L’intelligence artificielle peut-elle vraiment produire des idées nouvelles ?

Peut-on vraiment parler de créativité lorsqu’une intelligence artificielle résout un problème mathématique réputé difficile ? C’est la question posée par le New York Times dans une enquête fouillée signée Cade Metz, publiée le 14 janvier 2026, au moment où les performances des modèles les plus avancés d’OpenAI alimentent autant l’enthousiasme que le scepticisme.
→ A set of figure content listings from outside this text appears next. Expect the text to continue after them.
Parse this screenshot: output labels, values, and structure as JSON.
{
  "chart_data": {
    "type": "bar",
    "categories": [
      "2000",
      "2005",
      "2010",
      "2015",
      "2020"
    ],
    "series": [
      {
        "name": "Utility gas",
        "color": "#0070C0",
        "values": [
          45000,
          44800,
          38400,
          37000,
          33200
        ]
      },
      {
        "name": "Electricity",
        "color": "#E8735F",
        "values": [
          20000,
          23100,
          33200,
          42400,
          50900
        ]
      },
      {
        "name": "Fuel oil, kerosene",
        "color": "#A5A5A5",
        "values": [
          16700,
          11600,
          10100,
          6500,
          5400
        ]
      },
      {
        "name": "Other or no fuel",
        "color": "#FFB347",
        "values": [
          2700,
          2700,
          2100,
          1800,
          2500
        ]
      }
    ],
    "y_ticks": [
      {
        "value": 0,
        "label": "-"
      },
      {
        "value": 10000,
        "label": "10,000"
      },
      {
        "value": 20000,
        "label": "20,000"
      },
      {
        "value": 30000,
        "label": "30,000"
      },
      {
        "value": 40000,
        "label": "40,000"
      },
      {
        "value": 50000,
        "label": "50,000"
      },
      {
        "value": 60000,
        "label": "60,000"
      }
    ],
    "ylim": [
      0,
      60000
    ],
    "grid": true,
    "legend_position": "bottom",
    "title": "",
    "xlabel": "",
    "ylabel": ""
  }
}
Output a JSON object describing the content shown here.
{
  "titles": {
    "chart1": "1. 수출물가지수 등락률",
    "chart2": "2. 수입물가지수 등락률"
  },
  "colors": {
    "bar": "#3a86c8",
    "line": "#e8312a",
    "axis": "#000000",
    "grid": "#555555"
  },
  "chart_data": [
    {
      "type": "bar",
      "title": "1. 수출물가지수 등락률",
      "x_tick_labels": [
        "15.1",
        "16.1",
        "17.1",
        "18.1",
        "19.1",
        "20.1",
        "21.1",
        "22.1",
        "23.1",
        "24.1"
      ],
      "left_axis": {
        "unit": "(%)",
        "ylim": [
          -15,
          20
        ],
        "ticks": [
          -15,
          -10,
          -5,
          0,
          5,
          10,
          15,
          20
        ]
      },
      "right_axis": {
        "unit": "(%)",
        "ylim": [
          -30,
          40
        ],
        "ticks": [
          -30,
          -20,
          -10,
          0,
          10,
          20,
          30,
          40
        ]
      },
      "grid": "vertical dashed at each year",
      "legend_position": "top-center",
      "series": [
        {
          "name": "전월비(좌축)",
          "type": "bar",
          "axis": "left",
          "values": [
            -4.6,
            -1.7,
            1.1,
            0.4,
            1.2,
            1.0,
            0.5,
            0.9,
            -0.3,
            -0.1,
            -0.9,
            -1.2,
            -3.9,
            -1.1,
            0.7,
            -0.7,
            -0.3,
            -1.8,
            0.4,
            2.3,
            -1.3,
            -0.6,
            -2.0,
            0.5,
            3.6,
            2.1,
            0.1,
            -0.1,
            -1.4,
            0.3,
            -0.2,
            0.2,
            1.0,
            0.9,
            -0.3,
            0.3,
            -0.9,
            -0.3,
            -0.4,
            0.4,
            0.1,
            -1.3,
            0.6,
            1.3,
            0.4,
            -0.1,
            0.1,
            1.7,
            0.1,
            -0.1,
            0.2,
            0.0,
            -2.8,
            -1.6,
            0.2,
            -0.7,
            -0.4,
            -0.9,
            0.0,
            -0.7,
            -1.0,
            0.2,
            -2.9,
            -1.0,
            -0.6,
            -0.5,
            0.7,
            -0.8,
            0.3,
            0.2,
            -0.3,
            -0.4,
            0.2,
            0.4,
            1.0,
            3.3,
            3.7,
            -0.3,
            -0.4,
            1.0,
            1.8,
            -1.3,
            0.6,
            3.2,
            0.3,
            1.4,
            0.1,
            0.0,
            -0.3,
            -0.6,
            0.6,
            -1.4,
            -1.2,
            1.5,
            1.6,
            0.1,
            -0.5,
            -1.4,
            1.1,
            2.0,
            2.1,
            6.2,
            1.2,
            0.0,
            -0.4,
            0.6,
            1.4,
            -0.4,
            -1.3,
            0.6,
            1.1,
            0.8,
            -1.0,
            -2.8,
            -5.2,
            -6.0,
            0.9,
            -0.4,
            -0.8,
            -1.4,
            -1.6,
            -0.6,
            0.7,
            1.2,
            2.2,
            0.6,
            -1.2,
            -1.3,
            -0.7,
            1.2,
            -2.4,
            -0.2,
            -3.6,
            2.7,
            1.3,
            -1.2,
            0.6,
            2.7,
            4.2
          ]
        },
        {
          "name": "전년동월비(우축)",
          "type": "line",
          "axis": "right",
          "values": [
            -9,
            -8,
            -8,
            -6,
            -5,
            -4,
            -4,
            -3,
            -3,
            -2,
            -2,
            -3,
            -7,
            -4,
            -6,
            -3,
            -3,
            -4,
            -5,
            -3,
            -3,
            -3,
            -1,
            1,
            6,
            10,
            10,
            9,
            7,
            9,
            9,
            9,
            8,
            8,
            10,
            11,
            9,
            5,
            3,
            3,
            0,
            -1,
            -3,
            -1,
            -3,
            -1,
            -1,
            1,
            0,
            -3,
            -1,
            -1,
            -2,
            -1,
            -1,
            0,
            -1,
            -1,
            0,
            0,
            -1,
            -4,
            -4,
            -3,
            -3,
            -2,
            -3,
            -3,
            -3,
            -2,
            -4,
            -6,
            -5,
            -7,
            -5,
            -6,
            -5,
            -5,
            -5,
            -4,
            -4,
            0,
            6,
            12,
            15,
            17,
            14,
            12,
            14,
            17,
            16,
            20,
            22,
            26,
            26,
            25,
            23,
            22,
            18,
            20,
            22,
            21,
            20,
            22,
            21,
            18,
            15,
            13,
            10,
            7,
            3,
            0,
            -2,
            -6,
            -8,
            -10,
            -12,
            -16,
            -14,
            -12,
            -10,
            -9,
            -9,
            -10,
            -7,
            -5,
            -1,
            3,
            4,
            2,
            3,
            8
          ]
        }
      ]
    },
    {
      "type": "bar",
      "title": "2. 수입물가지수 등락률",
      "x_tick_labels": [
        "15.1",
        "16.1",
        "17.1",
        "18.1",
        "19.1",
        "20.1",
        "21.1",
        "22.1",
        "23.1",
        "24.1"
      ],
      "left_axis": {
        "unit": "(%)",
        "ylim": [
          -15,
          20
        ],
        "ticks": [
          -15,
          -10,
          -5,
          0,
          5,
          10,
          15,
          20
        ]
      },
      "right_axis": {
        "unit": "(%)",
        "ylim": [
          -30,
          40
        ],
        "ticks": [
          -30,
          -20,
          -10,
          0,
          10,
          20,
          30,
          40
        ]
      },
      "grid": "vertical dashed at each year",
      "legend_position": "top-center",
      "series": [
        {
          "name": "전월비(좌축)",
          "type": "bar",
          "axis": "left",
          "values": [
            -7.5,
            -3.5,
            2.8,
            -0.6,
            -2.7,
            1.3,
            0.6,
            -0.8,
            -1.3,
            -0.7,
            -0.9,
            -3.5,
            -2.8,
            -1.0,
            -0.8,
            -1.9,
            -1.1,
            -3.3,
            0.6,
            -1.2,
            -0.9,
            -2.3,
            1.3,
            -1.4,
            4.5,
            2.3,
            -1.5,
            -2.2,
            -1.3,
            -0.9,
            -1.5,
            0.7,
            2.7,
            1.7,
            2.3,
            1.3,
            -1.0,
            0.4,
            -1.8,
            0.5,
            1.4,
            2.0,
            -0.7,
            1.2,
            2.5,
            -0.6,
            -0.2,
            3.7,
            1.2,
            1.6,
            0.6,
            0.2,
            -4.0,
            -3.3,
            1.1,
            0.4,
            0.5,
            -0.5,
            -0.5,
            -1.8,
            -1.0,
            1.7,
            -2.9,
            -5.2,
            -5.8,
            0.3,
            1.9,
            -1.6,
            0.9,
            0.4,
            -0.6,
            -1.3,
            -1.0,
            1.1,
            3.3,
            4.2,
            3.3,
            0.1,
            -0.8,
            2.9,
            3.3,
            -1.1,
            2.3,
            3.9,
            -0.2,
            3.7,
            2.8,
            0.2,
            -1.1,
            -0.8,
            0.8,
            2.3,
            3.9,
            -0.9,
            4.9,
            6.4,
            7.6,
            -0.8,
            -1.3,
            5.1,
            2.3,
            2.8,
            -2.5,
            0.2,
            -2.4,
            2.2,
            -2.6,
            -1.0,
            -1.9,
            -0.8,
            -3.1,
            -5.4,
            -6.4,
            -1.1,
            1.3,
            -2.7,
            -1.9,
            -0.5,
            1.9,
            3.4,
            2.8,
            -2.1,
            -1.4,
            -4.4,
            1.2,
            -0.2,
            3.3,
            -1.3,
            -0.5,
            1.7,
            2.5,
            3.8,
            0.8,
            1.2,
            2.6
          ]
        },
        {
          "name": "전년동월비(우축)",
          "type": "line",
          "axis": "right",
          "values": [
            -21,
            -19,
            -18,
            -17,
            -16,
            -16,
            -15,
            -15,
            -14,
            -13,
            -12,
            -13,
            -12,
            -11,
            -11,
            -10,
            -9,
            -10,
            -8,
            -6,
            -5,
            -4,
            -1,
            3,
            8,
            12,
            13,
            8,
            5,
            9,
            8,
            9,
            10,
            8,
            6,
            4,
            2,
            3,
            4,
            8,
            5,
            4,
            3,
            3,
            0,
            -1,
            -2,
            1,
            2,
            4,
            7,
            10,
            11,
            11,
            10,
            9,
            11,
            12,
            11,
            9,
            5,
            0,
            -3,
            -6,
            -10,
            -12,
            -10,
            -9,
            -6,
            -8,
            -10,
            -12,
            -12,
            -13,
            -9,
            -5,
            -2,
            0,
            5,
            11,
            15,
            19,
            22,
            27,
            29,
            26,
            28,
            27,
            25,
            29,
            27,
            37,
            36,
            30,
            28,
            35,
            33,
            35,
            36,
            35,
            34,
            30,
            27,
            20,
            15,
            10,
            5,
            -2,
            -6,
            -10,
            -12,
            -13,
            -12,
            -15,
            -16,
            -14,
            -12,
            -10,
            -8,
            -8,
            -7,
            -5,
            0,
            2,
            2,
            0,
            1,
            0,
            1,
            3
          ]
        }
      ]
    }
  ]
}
L’article s’ouvre sur un épisode devenu emblématique. La jeune entreprise californienne Harmonic affirme avoir résolu un problème attribué au mathématicien Paul Erdos, avec l’aide de son système baptisé Aristotle et du modèle GPT-5.2 Pro. Les problèmes d’Erdos sont conçus pour tester l’ingéniosité humaine et, depuis des décennies, certains résistent aux meilleurs spécialistes. Pour une partie de la communauté scientifique, voir une IA s’y attaquer avec succès marque un seuil symbolique.

Mais très vite, le débat s’installe. Pour Terence Tao, l’un des mathématiciens les plus respectés de sa génération, ces résultats ne prouvent pas une compréhension profonde. Il compare ces systèmes à des étudiants brillants, capables de restituer des méthodes connues grâce à une mémoire immense, sans nécessairement saisir les concepts sous-jacents. Autrement dit, l’IA impressionne par l’ampleur de son savoir, pas encore par l’originalité de ses idées.

Le cœur de la controverse tient là. Est-ce une découverte ou une recomposition sophistiquée de travaux existants ? Dans le cas des problèmes d’Erdos, plusieurs chercheurs ont montré que GPT-5 avait exhumé des solutions déjà publiées, parfois dans des articles obscurs ou rédigés dans d’autres langues. Un épisode qui a conduit un dirigeant d’OpenAI à retirer une déclaration trop enthousiaste sur les réseaux sociaux, tout en reconnaissant l’utilité concrète de l’outil.

C’est précisément sur ce terrain que le consensus commence à émerger. Même lorsque l’IA ne crée pas d’idées entièrement nouvelles, elle accélère la recherche. Des mathématiciens expliquent qu’elle permet de retrouver des références oubliées, de tester rapidement des pistes ou de vérifier des démonstrations. Dans certains cas récents, des chercheurs ont combiné GPT-5 pour explorer une solution et Aristotle pour en vérifier formellement la validité, une tâche fastidieuse pour un humain seul.

Dans les sciences du vivant, l’effet est comparable. Le professeur Derya Unutmaz, chercheur en biologie et en médecine, décrit des systèmes capables de proposer des hypothèses ou des expériences auxquelles son équipe n’avait pas pensé. Ce ne sont pas des découvertes en soi, souligne-t-il, mais des suggestions qui permettent de concentrer les efforts sur quelques expériences prometteuses plutôt que d’en multiplier des dizaines.

Sur le plan technique, cette progression repose sur l’évolution des réseaux neuronaux et sur l’usage intensif de l’apprentissage par renforcement. Ces méthodes permettent aux modèles de passer plus de temps sur un problème, parfois pendant des heures, afin d’explorer différentes pistes. Les chercheurs parlent de « raisonnement », même si ce terme reste imparfait pour décrire un processus très différent de celui de l’esprit humain.

Reste la question centrale, celle de l’idée véritablement nouvelle. Plusieurs experts cités par le New York Times estiment que ce seuil n’est pas encore franchi. Les solutions produites par l’IA reposent largement sur des méthodes déjà connues et validées par la communauté. Pour l’instant, la machine excelle surtout comme amplificateur de l’intelligence humaine, pas comme chercheur autonome.

C’est peut-être là l’enseignement principal. L’intelligence artificielle ne remplace pas les scientifiques, mais elle change leur façon de travailler. Elle agit comme un collègue infatigable, capable d’absorber une quantité massive d’informations et de suggérer des chemins possibles. Le tri, l’interprétation et le jugement final restent entre les mains des humains. Et c’est précisément dans cette collaboration que se joue, aujourd’hui, l’avenir de la recherche.